There are seven exercises in this workout, these will help you build massive boulders and later chisel them into pure sculptures. It is your responsibility to keep the intensity high and your form proper and perfect. During this workout, just focus on the iron, on your lifts and your form, that’s all you need for a high-intensity effective workout.
Warm-up:
Walking on treadmill – 5 to 10 minutes on incline.

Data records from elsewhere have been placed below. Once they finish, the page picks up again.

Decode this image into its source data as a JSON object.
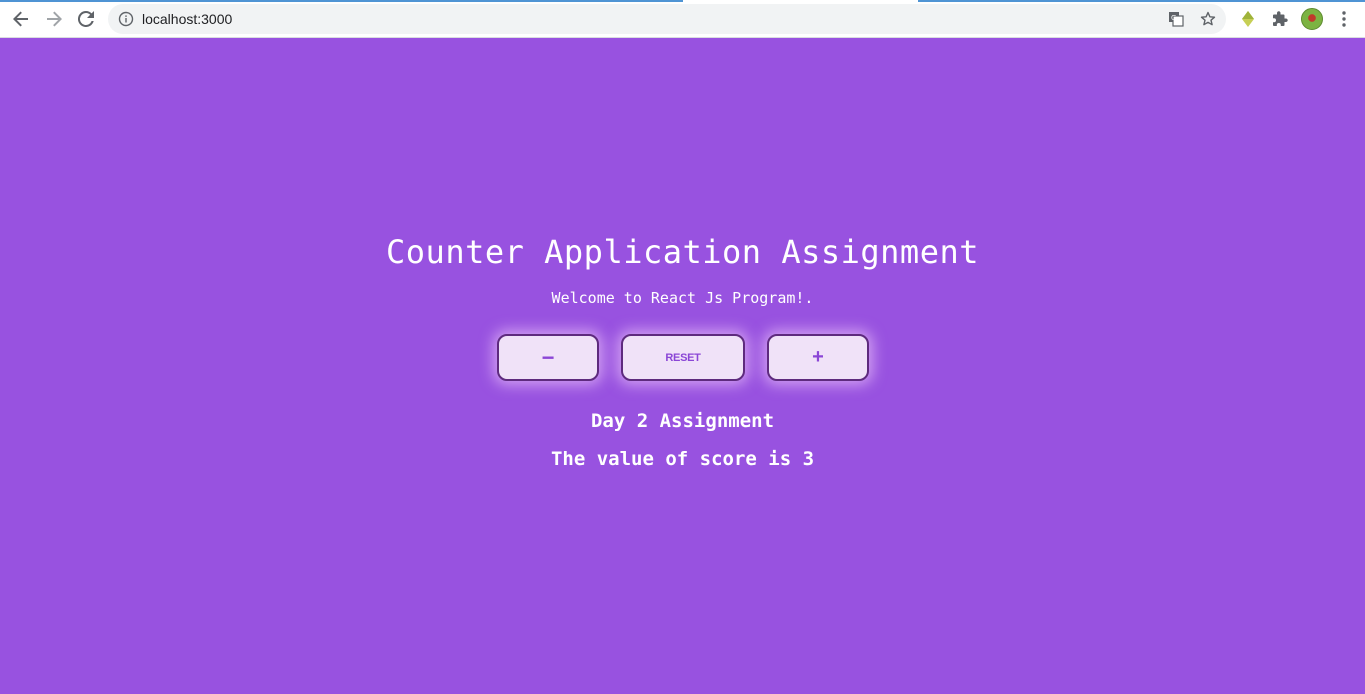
{
  "browser": {
    "url": "localhost:3000",
    "icons": [
      "back-icon",
      "forward-icon",
      "reload-icon",
      "info-icon",
      "translate-icon",
      "bookmark-star-icon",
      "extension-diamond-icon",
      "extensions-puzzle-icon",
      "profile-avatar",
      "menu-dots-icon"
    ]
  },
  "app": {
    "title": "Counter Application Assignment",
    "subtitle": "Welcome to React Js Program!.",
    "buttons": {
      "decrement": "−",
      "reset": "RESET",
      "increment": "+"
    },
    "day_label": "Day 2 Assignment",
    "score_text": "The value of score is 3"
  },
  "colors": {
    "background": "#9852e0",
    "button_fill": "#f0e2f8",
    "button_border": "#5e2a7e",
    "button_text": "#8b46d6",
    "text": "#ffffff"
  }
}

Internal/external rotations with band – 2 to 3 sets of 10-15 reps per arm
Arm circles – 2 sets of 10 reps forward and backwards
Main Workout:
1. Seated Barbell Military Press: 2 warm-up sets of 6 reps, 3 working sets of 6 reps
Rest 1-2 minutes between sets
2. Arnold Dumbbell Press: 1 warm-up set of 6 reps, 3 working sets of 6 reps
Rest 1-2 minutes between sets
3. One-Arm Incline Lateral Raise: 3 sets of 8-12 reps
Rest 30-45 seconds between sets
4. Standing Low-Pulley Deltoid Raise: 3 sets of 8-12 reps
Rest 30-45 seconds between sets.
5. Front Incline Dumbbell Raise: 3 sets of 8-12 reps
Rest 30-45 seconds between sets
6. Reverse Machine Flies: 3 sets of 8-12 reps
Rest 30-45 seconds between sets
7. Barbell Shrug: 3 sets of 8-12 reps
Rest 30-45 seconds between sets
Again, I can’t focus on this enough, but you need to have proper form for each lift before you start going heavy. Increase your rep range rather than the weight you lift until you have mastered each exercise. As you progress, you might notice the range of motion decreasing, that’s when your deltoid is so full of blood it’s hard for the muscle to contract.
Don’t worry about the small kinks, bang these reps and keep moving forward.